Another fabric popular for upholstery and curtains was moreen, a watered (moire) wool stuff which was less expensive than damask and extremely durable. Moreen in a glowing red is used in the Brush-Everard house.

Wool, cotton, and flax were spun and woven into cloth on Virginia plantations and it is safe to assume that at least some part of the woolen, cotton, and linen materials used for window hangings, bed "furniture," and upholstery was home-made. But the printing of cotton and linen in this country before the Revolution was limited to small-patterned dress goods, and most of the printed materials used in furnishings must have been imported.

The beautiful printed cottons of India had been coming into England since the seventeenth century and the importation of "India chints" into the Colonies is recorded as early as 1712. The summer curtains of the Palace ballroom are an exceptionally fine example. Textile printing was banned in England in 1721 but was later permitted to develop in competition with the thriving French industry. In 1758 Franklin wrote home from France about the textiles "printed curiously from copper plates, a new invention," which were replacing the old block-printed fabrics, and the "blew plate cotton furniture" that Washington received in 1759 was undoubtedly one of them.

Countless hours of unstinted labor went to embellish curtains, bed furniture, chair seats, and other useful or decorative objects with needlework. The embroidery stand with a piece of needlework affixed to its frame placed in the northeast bedchamber of the Palace reminds us that any gentlewoman might take pride in her accomplishments along this line. The sprawling naturalistic motifs of the Indian prints were copied on a linen (sometimes cotton) ground in crewel wools - the "Bunches of cruels" mentioned in one of the Palace inventories. Beds in the Palace and the Brush-Everard house and elsewhere that are hung with crewel-embroidered curtains and valances give an idea of the large repertory of stitches and designs used in this type of work. Kensington or tent stitch and cross-stitch worked in wools on canvas made durable upholstery for chairs, benches, and stools. In finer threads, these stitches were used to embroider pictures (like the one which hangs, framed, in the southwest bedroom of the Wythe house) in which human and animal figures and landscapes were worked out with painstaking angularity.

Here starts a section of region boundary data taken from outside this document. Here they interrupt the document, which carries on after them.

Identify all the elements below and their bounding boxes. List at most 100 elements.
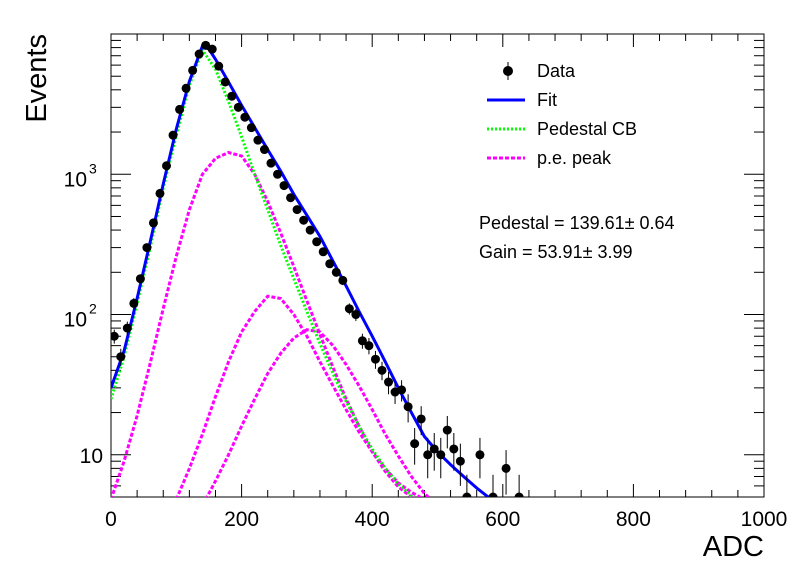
data-point	[233, 102, 243, 112]
legend: Data Fit Pedestal CB p.e. peak	[487, 61, 637, 168]
data-point	[318, 247, 328, 257]
x-tick-label: 0	[105, 508, 117, 531]
data-point	[155, 188, 165, 198]
data-marker	[416, 414, 426, 424]
y-tick-exponent: 2	[89, 301, 97, 317]
data-marker	[207, 44, 217, 54]
data-point	[142, 243, 152, 253]
data-point	[116, 348, 126, 366]
y-tick-exponent: 3	[89, 160, 97, 176]
data-marker	[168, 130, 178, 140]
data-point	[449, 432, 459, 471]
data-marker	[338, 275, 348, 285]
data-marker	[299, 215, 309, 225]
data-marker	[410, 439, 420, 449]
data-points	[111, 40, 524, 497]
data-marker	[155, 188, 165, 198]
data-point	[423, 437, 433, 479]
data-marker	[384, 377, 394, 387]
legend-item-p-e-peak: p.e. peak	[487, 148, 612, 168]
data-marker	[357, 336, 367, 346]
data-point	[410, 428, 420, 465]
data-marker	[214, 61, 224, 71]
data-marker	[175, 104, 185, 114]
data-point	[370, 350, 380, 369]
data-point	[442, 416, 452, 449]
data-point	[455, 443, 465, 486]
data-marker	[501, 463, 511, 473]
x-tick-label: 400	[355, 508, 390, 531]
data-marker	[462, 492, 472, 497]
x-tick-label: 600	[485, 508, 520, 531]
legend-swatch-marker	[503, 66, 513, 76]
data-marker	[377, 365, 387, 375]
data-point	[201, 40, 211, 50]
data-point	[338, 275, 348, 286]
data-marker	[325, 259, 335, 269]
data-point	[475, 437, 485, 479]
y-tick-base: 10	[64, 309, 87, 332]
legend-label: Fit	[537, 90, 557, 110]
legend-item-data: Data	[503, 61, 576, 81]
data-point	[175, 104, 185, 114]
gain-annotation: Gain = 53.91± 3.99	[479, 242, 633, 262]
data-marker	[194, 49, 204, 59]
data-point	[279, 181, 289, 191]
legend-label: p.e. peak	[537, 148, 612, 168]
data-point	[299, 215, 309, 225]
data-marker	[259, 145, 269, 155]
fit-curves	[111, 44, 491, 497]
data-point	[331, 267, 341, 277]
data-point	[148, 218, 158, 228]
data-point	[501, 450, 511, 495]
data-marker	[116, 352, 126, 362]
data-point	[364, 338, 374, 355]
data-marker	[148, 218, 158, 228]
data-marker	[220, 77, 230, 87]
data-marker	[455, 456, 465, 466]
data-marker	[122, 323, 132, 333]
data-marker	[240, 112, 250, 122]
data-marker	[305, 225, 315, 235]
data-marker	[514, 492, 524, 497]
data-marker	[233, 102, 243, 112]
data-marker	[318, 247, 328, 257]
data-marker	[129, 298, 139, 308]
data-point	[416, 406, 426, 436]
y-axis-title: Events	[21, 34, 53, 123]
plot-frame	[110, 33, 765, 498]
data-point	[214, 61, 224, 71]
data-point	[305, 225, 315, 235]
data-marker	[286, 193, 296, 203]
data-marker	[331, 267, 341, 277]
data-point	[273, 169, 283, 179]
data-point	[312, 237, 322, 247]
data-point	[351, 308, 361, 321]
data-marker	[273, 169, 283, 179]
data-point	[259, 145, 269, 155]
data-point	[129, 298, 139, 310]
data-marker	[279, 181, 289, 191]
fit-curve	[111, 44, 491, 497]
data-point	[168, 130, 178, 140]
data-marker	[188, 65, 198, 75]
data-point	[292, 205, 302, 215]
data-marker	[403, 402, 413, 412]
data-marker	[292, 205, 302, 215]
data-marker	[364, 341, 374, 351]
data-point	[227, 91, 237, 101]
data-marker	[111, 331, 119, 341]
data-marker	[423, 450, 433, 460]
p-e-peak-2-curve	[175, 294, 423, 497]
data-marker	[449, 444, 459, 454]
data-point	[462, 474, 472, 497]
data-point	[436, 437, 446, 479]
data-point	[488, 474, 498, 497]
x-tick-label: 200	[224, 508, 259, 531]
data-point	[240, 112, 250, 122]
data-point	[122, 321, 132, 336]
data-point	[357, 333, 367, 349]
data-point	[325, 259, 335, 269]
data-point	[344, 303, 354, 315]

The "worked fire screen" mentioned in a letter of 1768 as standing in the Palace has been represented by a pole screen with a pastoral scene in Kensington stitch. Hungarian stitch or flame-stitch as it is graphically called was also worked on canvas with wools in such a way as to make zigzag bands of solid color. In Turkey work, rarely found today, strands of wool were pulled through the canvas foundation and tied in knots, and the trailing ends were sheared to make a pile fabric simulating the effect of Eastern carpets. Embroidery in silk floss and sometimes with gold or silver threads, on a silk or linen ground, carried out the most ambitious designs.

Floor coverings, like other textiles, were usually imported. The richly colorful "Turkey carpets" which began coming into Europe from the Near East in the sixteenth century were highly prized and at first were used as table covers rather than rugs. During most of the eighteenth century they were the desired floor covering, and the rugs to be seen on the floors of the Williamsburg buildings show what might have been imported not only by the governor for his Palace but by well-to-do colonists for the best rooms of their homes. Actually these "Ushaks," "Kubas," "Agras," and other types came not only from Turkey but also from the Caucasus and India. By about 1760 English carpets from the factories at Wilton and Axminister were also available, and large needlework or "tapestry" rugs were sometimes used. For bedrooms, perhaps, as in the Wythe house, and for ordinary homes, home-woven rugs served the purpose - or the floors went bare.